蒼穹
□デートスタイル
1ページ/2ページ
時計はまだ朝の6時をまわったばかりである。
総士は重たい頭を起こすようにゆっくりと身を捩ると、隣にある別の体温に触れた。
(あぁ…そういえば)
昨日の夕方から、2人で過ごしていたんだっけ、と総士は昨晩を思い出した。
もうすでに恒例となりつつある---総士にすればそれは恐いことだが---1ヶ月に1度の完璧なる休息。
いつもは溜まっていく以外の道を知らない大量の仕事から、この日だけは解放される。
自ら望んだつもりはないが、上司でもある史彦から提案---命令を出されたことを考えると間違いなくその後ろには、幼馴染が絡んでいるのだろう。
それ以上の追求はしていないが。
のろのろと布団から這い出し、隣の一騎を一瞥した。
スヤスヤと規則的なため息が少々憎らしくもあるが、まぁ仕方ないか、と総士は苦笑いを浮かべた。

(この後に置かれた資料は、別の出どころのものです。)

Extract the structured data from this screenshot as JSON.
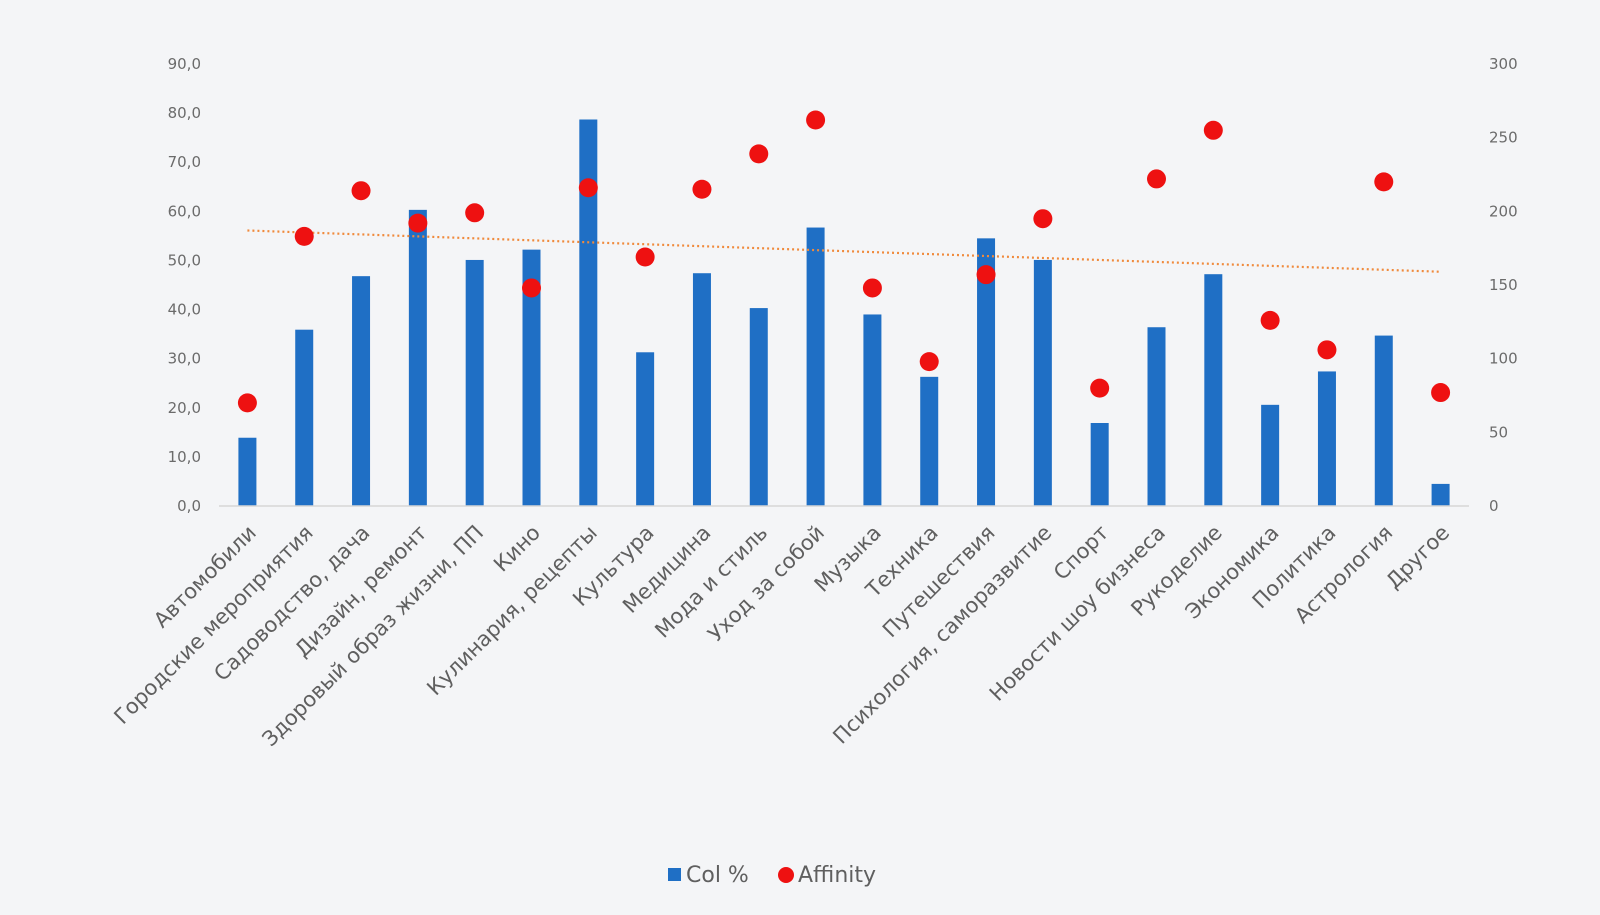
{
  "chart_data": {
    "type": "bar",
    "categories": [
      "Автомобили",
      "Городские мероприятия",
      "Садоводство, дача",
      "Дизайн, ремонт",
      "Здоровый образ жизни, ПП",
      "Кино",
      "Кулинария, рецепты",
      "Культура",
      "Медицина",
      "Мода и стиль",
      "Уход за собой",
      "Музыка",
      "Техника",
      "Путешествия",
      "Психология, саморазвитие",
      "Спорт",
      "Новости шоу бизнеса",
      "Рукоделие",
      "Экономика",
      "Политика",
      "Астрология",
      "Другое"
    ],
    "series": [
      {
        "name": "Col %",
        "type": "bar",
        "axis": "left",
        "color": "#1f6fc5",
        "values": [
          13.9,
          35.9,
          46.8,
          60.3,
          50.1,
          52.2,
          78.7,
          31.3,
          47.4,
          40.3,
          56.7,
          39.0,
          26.3,
          54.5,
          50.1,
          16.9,
          36.4,
          47.2,
          20.6,
          27.4,
          34.7,
          4.5
        ]
      },
      {
        "name": "Affinity",
        "type": "scatter",
        "axis": "right",
        "color": "#ee1111",
        "values": [
          70,
          183,
          214,
          192,
          199,
          148,
          216,
          169,
          215,
          239,
          262,
          148,
          98,
          157,
          195,
          80,
          222,
          255,
          126,
          106,
          220,
          77
        ]
      }
    ],
    "trendline": {
      "of": "Affinity",
      "type": "linear",
      "style": "dotted",
      "color": "#f08a3c",
      "start": 187,
      "end": 159
    },
    "y_left": {
      "min": 0,
      "max": 90,
      "step": 10,
      "ticks": [
        "0,0",
        "10,0",
        "20,0",
        "30,0",
        "40,0",
        "50,0",
        "60,0",
        "70,0",
        "80,0",
        "90,0"
      ]
    },
    "y_right": {
      "min": 0,
      "max": 300,
      "step": 50,
      "ticks": [
        "0",
        "50",
        "100",
        "150",
        "200",
        "250",
        "300"
      ]
    },
    "legend": {
      "position": "bottom",
      "items": [
        {
          "label": "Col %",
          "marker": "square",
          "color": "#1f6fc5"
        },
        {
          "label": "Affinity",
          "marker": "circle",
          "color": "#ee1111"
        }
      ]
    },
    "grid": false
  }
}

互いの距離を埋めるように、若い本能に任せて貪りあうように愛し合った。
胸に残るいくつかの紅い鬱血の印が昨日のことを恥ずかしさと共に思い出される。
(………)
急に恥ずかしさが込み上げてきて、総士は両手で顔を抑えた。
「何考えてるだ、僕は…」
「ぇ?昨日のことじゃないの?」
「そ、そんなことが…って、あれ?一騎?」
「おはよー」
「あ、あぁ。もしかして起こしたか?」
「いや、普通に起きただけ」
そうか、と安心したように総士は微笑んだ。
昨日から真壁家に泊まっているが、この家の家主でもある史彦の姿は無い。
暗黙の了解というか。
この日のことは干渉をせず、黙って家を子供2人に任せてしまう。
これ以上に有難いことはないが、逆を言えば、こういった関係を知っている、という結論に辿り着く。
最初は表を歩けない、と真剣に思うこともあったが、今では慣れてしまった方が勝ち、と言わんばかりの態度である。
この家には安らぎがあるし、家族の暖かさを直に感じられる。
何と心地良いか。
総士は横になったままの一騎の前髪を梳き、一騎はその総士の指を絡め取った。